Hospitals' political firewall is getting tested
A series of House hearings last week signaled a bumpy road ahead for hospitals.
The big picture: The momentum behind a slew of hospital policy changes will test how well the industry's political power will hold — especially given that one of its key allies is Chuck Schumer.
State of play: House committees are examining a range of policies generally opposed by the hospital industry, including site-neutral payments, more price transparency enforcement, cracking down on consolidation and repealing restrictions on physician-owned hospitals.
- Ashley Thompson, a senior vice president at the American Hospital Association, said at last week's Energy and Commerce hearing that the AHA "strongly opposes" the site-neutral payment cuts being considered and argued that hospitals treat sicker patients and have higher costs than doctors' offices.
What they're saying: "American hospitals are entering a new era of scrutiny," Alex Schriver, executive director of Better Solutions for Healthcare, wrote in a memo Wednesday ahead of four hospital-related House committee hearings.
- "Once unthinkable, these hospital practices are now squarely in Congress’ focus, with patients and policymakers increasingly opening their eyes to the fact that hospital spending is the dominant driver of the healthcare affordability crisis in America today," he added.
- The existence of Schriver's group itself — which includes employers and insurer groups — is a change to the status quo.
- Another group comprising think tanks and individual policy experts from across the ideological spectrum is also launching and will push for site-neutral payments in Medicare and hospital transparency legislation, Axios' Victoria Knight reported last week.
Reality check: The momentum is real, but hospitals are a particularly tricky industry group to take on, since nearly every member of Congress represents one and many have struggled financially in the aftermath of the pandemic.
- Key Senate committees haven't shown the same level of interest in hospital reforms, at least not yet.

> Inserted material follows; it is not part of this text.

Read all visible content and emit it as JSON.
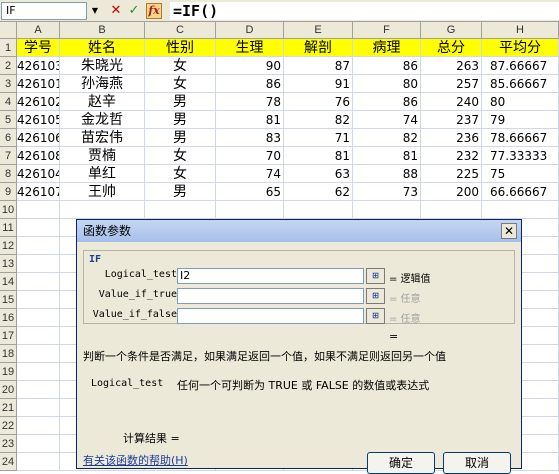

And even if they did, there's the Schumer factor: He's known as a staunch hospital ally.
- Schumer and House Minority Leader Hakeem Jeffries are "longtime supporters of New York’s hospital community, and [the Greater New York Hospital Association] is grateful for their leadership,” Brian Conway, the association’s senior vice president for communications, told STAT this year.
Between the lines: "The Energy and Commerce agenda does not seem to be on the Senate’s agenda. The HELP committee is focusing on PBMs and pharma, the Finance Committee is talking about rural health care and other things, and you don’t see a lot of focus on it over there right now," one hospital lobbyist told Axios.
- "But it's still relatively early in the legislative season."
- Given the importance of New York hospitals to the state, Schumer is "going to be very cognizant of and careful about any policies that are going to affect Medicare beneficiaries and the hospitals that serve them," the lobbyist added.
Yes, but: Protecting hospitals isn't Schumer's priority, of course, and he has a series of negotiations over the debt ceiling and government spending to navigate over the next few months. Plus, hospital policy changes have the potential to win strong bipartisan support.
- "While Leader Schumer is a hospital fan and protector, it is not knee jerk for everything; it depends on the issue, its impact on consumers, the broader legislative vehicle and the politics of the day," one Democratic consultant told Axios.
- Other Hill leaders have signaled they're aware of hospitals' concerns.
- "The question before us is: Should we support hospitals through a complex and opaque network of cross-subsidies with unintended consequences, like consolidation, that increase costs for patients? Or do we separately work on a transparent, accountable way to support hospitals that need it?" E&C Chair Cathy McMorris Rodgers said in her opening remarks last week.
The bottom line: The details of any legislative proposal will matter, both in terms of how fiercely hospitals oppose it and how likely members such as Schumer are to support it.